Est confirmée la responsabilité de la société américaine Monsanto dans l'intoxication d'un agriculteur français, qui avait inhalé accidentellement un désherbant hautement dangereux interdit depuis lors. Tel est le sens de l'arrêt rendu le 10 septembre 2015 par la cour d'appel de Lyon (CA Lyon, 10 septembre 2015, n° 12/02717
N° Lexbase : A7310NN3). Il convient de relever que l'action était fondée sur la responsabilité de droit commun, et non sur le régime spécial de responsabilité du fabriquant du fait des produits défectueux (C. civ., art. 1386-1
N° Lexbase : L1494ABX), qui ne s'applique qu'aux dommages causés par des produits dont la mise en circulation est postérieure à son entrée en vigueur, ce qui n'était pas le cas en l'espèce, le produit phytosanitaire incriminé ayant été mis en circulation en 1968. C'est donc sur le fondement de la responsabilité délictuelle que l'action a été engagée (l'agriculteur n'ayant pas contracté directement avec le fabricant, mais avec un revendeur), la victime reprochant au fabricant d'avoir failli à son obligation générale d'information et de sécurité pour n'avoir pas respecté les règles applicables en matière d'emballage et d'étiquetage des produits. Après avoir admis que le tiers à un contrat peut effectivement invoquer sur le fondement de la responsabilité délictuelle un manquement contractuel dès lors que celui-ci lui cause un dommage, la cour d'appel a relevé le manquement de la société à son obligation d'information et de renseignement, omettant particulièrement de signaler les risques liés à l'inhalation de monochlorobenzéne présent en quantité importante dans le produit en cause et de préconiser l'emploi d'un appareil de protection respiratoire, notamment pour le nettoyage des cuves, et a retenu que ce manquement contractuel à l'égard de la coopérative revendant le produit constituait une faute délictuelle à l'égard de l'agriculteur victime. La cour relève que, si ce dernier avait reçu une formation professionnelle d'agriculteur, il ne possédait pas de connaissance particulière en matière de chimie, de sorte qu'il ne pouvait se voir reprocher d'avoir ignoré le danger, au demeurant non signalé, présenté par l'inhalation du produit.
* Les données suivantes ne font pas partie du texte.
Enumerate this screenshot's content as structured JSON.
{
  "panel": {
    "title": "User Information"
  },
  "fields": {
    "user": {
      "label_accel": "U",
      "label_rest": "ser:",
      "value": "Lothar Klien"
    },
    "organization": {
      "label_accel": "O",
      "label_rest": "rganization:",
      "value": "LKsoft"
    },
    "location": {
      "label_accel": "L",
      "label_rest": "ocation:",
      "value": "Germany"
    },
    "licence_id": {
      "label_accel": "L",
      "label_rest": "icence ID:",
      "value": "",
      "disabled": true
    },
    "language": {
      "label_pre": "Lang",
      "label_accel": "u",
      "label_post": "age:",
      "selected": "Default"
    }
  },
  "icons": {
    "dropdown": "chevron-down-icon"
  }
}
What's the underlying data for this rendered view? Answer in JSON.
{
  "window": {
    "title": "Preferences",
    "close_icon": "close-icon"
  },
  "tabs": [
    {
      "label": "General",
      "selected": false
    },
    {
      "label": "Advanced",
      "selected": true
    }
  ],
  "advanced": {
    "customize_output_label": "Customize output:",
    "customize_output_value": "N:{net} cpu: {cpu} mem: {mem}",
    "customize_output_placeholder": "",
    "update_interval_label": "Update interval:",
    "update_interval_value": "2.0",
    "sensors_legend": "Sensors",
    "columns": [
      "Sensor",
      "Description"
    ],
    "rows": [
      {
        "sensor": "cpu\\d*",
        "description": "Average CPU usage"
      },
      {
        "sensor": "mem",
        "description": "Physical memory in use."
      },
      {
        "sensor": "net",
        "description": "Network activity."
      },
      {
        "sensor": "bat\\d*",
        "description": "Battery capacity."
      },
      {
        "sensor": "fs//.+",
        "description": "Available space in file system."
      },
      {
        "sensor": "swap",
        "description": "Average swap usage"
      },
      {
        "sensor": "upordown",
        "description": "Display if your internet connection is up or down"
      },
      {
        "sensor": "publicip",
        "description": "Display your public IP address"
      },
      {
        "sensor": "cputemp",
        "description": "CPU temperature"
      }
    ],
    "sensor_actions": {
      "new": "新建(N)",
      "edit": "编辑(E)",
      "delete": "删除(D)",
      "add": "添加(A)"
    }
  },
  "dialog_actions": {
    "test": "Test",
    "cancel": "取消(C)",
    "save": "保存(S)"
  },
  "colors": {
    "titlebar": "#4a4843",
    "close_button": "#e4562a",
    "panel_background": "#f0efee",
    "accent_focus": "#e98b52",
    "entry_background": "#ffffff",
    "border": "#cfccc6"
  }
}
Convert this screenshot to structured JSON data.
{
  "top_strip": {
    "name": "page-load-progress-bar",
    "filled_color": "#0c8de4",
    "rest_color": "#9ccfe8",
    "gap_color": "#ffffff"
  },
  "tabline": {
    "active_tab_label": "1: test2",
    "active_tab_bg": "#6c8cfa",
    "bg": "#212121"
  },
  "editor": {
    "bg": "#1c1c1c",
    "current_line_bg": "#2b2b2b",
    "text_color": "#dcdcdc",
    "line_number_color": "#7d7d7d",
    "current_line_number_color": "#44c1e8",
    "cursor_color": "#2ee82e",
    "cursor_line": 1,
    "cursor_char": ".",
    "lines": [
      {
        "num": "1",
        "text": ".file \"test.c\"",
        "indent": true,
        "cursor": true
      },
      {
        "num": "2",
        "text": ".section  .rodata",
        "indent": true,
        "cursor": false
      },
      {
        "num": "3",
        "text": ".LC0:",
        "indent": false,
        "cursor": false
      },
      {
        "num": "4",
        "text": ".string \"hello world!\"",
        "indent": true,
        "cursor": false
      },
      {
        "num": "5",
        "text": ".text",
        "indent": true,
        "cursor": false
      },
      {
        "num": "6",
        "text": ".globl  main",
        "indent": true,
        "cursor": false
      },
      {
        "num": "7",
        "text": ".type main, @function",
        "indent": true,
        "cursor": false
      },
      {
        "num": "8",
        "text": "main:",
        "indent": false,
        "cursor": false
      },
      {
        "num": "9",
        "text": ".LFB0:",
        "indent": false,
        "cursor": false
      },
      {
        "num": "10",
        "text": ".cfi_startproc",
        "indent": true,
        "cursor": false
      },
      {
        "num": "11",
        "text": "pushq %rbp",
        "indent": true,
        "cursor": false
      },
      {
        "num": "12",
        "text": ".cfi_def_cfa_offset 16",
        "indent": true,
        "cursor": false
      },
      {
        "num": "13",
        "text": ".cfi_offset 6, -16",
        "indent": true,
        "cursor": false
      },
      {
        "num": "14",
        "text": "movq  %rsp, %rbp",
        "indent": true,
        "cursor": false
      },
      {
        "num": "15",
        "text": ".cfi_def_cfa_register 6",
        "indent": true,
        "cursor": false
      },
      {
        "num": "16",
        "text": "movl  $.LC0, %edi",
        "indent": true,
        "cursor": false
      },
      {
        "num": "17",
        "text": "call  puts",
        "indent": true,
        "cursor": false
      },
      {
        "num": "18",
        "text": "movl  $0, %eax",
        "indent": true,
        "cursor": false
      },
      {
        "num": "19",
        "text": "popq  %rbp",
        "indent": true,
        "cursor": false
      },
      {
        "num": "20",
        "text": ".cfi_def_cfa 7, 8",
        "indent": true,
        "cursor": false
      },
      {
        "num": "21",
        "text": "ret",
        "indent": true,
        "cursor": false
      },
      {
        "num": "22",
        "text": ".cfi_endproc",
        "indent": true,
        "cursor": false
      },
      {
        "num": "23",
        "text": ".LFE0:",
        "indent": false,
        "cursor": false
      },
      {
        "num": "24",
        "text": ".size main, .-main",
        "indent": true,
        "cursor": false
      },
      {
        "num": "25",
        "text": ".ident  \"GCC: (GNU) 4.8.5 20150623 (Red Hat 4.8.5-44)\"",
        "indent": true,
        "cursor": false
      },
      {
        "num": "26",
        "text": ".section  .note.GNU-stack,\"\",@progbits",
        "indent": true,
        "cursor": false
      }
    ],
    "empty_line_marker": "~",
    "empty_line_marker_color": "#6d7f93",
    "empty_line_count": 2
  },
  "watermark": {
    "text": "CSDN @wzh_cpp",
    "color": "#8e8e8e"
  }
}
Il était toutefois manifeste que, si l'attention de l'agriculteur avait été plus spécialement attirée sur les risques graves pour la santé générés par l'inhalation du produit précédemment contenu dans la cuve, ce qu'il n'ignorait pas, il aurait nécessairement agi avec plus d'attention en prenant les précautions qui auraient dû précisément être recommandées sur l'étiquette ou le contenant du produit. Le lien de causalité entre le non-respect de l'obligation d'information et le préjudice était donc établi.